For beginners who are new to weight training, doing only compound exercises like squats and bench presses leads to the same strength gains in six key lifts as doing those exercises plus isolated...
Mechanism
Synthesis from 1 study
Big exercises like squats and bench presses make beginners stronger by teaching their nerves to use more muscle fibers at once — adding isolated moves like curls doesn’t make them stronger, even if it makes their arms a little bigger (10.4081/ejtm.2018.7827).
Most probable mechanism
When beginners do big exercises like squats and bench presses, their brain and nerves learn to activate more muscle fibers at once, which makes them stronger without needing to do isolated moves like bicep curls — this happens because compound movements naturally engage all the major muscles involved in each lift, and studies show this is enough to boost strength equally across all six lifts even without extra isolation exercises (10.4081/ejtm.2018.7827).
Multi-joint resistance exercises generate high levels of mechanical tension and neural demand across multiple muscle groups simultaneously, driving increased motor unit recruitment during each repetition (10.4081/ejtm.2018.7827).

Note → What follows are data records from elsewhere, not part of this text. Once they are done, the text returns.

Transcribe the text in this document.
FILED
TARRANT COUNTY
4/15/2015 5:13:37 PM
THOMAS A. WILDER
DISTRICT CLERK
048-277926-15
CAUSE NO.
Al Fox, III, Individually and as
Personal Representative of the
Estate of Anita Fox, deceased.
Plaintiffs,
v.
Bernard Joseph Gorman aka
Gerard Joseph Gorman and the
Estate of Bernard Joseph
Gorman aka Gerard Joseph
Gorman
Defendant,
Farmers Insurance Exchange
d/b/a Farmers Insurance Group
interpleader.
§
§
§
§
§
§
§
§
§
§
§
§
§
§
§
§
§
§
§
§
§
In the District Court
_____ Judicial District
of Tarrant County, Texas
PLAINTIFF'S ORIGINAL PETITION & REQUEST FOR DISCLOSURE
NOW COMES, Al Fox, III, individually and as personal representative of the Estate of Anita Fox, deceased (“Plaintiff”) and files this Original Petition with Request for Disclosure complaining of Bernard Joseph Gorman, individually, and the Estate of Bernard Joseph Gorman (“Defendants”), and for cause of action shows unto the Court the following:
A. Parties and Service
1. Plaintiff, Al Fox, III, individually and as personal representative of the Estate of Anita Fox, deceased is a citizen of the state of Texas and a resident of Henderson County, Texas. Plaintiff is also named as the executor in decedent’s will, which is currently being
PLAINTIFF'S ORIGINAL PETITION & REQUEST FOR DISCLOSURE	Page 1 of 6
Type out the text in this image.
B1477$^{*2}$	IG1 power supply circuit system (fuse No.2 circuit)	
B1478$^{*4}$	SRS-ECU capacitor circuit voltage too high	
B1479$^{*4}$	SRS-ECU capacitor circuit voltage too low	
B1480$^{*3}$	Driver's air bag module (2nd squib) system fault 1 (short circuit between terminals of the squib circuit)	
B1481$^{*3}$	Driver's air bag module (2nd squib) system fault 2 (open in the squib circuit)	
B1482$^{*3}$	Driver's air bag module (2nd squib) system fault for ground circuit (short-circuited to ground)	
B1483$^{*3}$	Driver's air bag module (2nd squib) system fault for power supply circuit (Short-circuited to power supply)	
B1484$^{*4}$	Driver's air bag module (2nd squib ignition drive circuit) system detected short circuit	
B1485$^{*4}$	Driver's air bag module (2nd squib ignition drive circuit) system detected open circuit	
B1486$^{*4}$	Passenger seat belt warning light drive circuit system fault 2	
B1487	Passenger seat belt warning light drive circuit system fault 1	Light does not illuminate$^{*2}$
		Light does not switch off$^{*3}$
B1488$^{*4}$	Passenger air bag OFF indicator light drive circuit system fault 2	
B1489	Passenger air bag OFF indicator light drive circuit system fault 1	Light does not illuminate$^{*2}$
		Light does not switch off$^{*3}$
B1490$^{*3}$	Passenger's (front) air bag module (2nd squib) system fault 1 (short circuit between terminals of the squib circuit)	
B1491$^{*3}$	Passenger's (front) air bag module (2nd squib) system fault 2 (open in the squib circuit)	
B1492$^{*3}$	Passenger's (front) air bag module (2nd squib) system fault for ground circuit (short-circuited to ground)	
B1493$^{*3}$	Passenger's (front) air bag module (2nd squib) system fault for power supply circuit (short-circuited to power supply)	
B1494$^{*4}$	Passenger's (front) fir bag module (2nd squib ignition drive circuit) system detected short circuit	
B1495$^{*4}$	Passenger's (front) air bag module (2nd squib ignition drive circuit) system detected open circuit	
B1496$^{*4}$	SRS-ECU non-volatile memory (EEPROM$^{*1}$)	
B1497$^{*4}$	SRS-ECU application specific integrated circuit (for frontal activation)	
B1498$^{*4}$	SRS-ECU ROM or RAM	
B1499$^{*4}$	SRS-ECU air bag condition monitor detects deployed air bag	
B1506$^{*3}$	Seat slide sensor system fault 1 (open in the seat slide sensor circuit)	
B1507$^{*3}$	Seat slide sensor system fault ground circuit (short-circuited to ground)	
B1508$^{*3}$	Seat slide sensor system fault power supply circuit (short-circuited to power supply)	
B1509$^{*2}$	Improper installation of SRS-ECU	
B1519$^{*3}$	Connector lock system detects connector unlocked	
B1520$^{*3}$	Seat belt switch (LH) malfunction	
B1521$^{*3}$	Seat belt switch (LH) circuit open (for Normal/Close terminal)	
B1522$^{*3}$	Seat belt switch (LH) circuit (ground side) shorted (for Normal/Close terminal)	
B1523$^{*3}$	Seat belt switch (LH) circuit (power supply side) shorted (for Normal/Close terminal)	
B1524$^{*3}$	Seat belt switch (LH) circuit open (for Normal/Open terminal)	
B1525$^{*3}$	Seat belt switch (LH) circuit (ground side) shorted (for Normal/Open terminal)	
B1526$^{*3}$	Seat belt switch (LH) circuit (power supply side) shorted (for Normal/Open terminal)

Repeated activation of motor units during multi-joint training enhances corticospinal drive and improves the nervous system’s ability to synchronize and recruit high-threshold motor units, increasing force production capacity without requiring additional muscle growth (10.4081/ejtm.2018.7827).
The neuromuscular adaptations from multi-joint exercises alone are sufficient to produce maximal strength gains in untrained individuals across all six lifts tested, as no additional benefit was observed when single-joint exercises were added (10.4081/ejtm.2018.7827).
Less supported by current evidence, but not ruled out
Adding isolated exercises like bicep curls and triceps extensions can make the arms slightly bigger by targeting those muscles more directly, but this doesn’t make people stronger than doing only big lifts — it just adds muscle size without improving force output (10.4081/ejtm.2018.7827).
Single-joint exercises apply focused mechanical tension to isolated muscles such as the biceps brachii and triceps brachii, increasing local metabolic stress and muscle fiber recruitment beyond what is achieved during multi-joint movements (10.4081/ejtm.2018.7827).
This localized overload stimulates greater protein synthesis and muscle fiber hypertrophy in the upper arm, reflected as increased flexed arm circumference, but does not translate to enhanced strength across the six lifts (10.4081/ejtm.2018.7827).
Evidence from Studies
Supporting (1)
Community contributions welcome
Does the addition of single joint exercises to a resistance training program improve changes in performance and anthropometric measures in untrained men?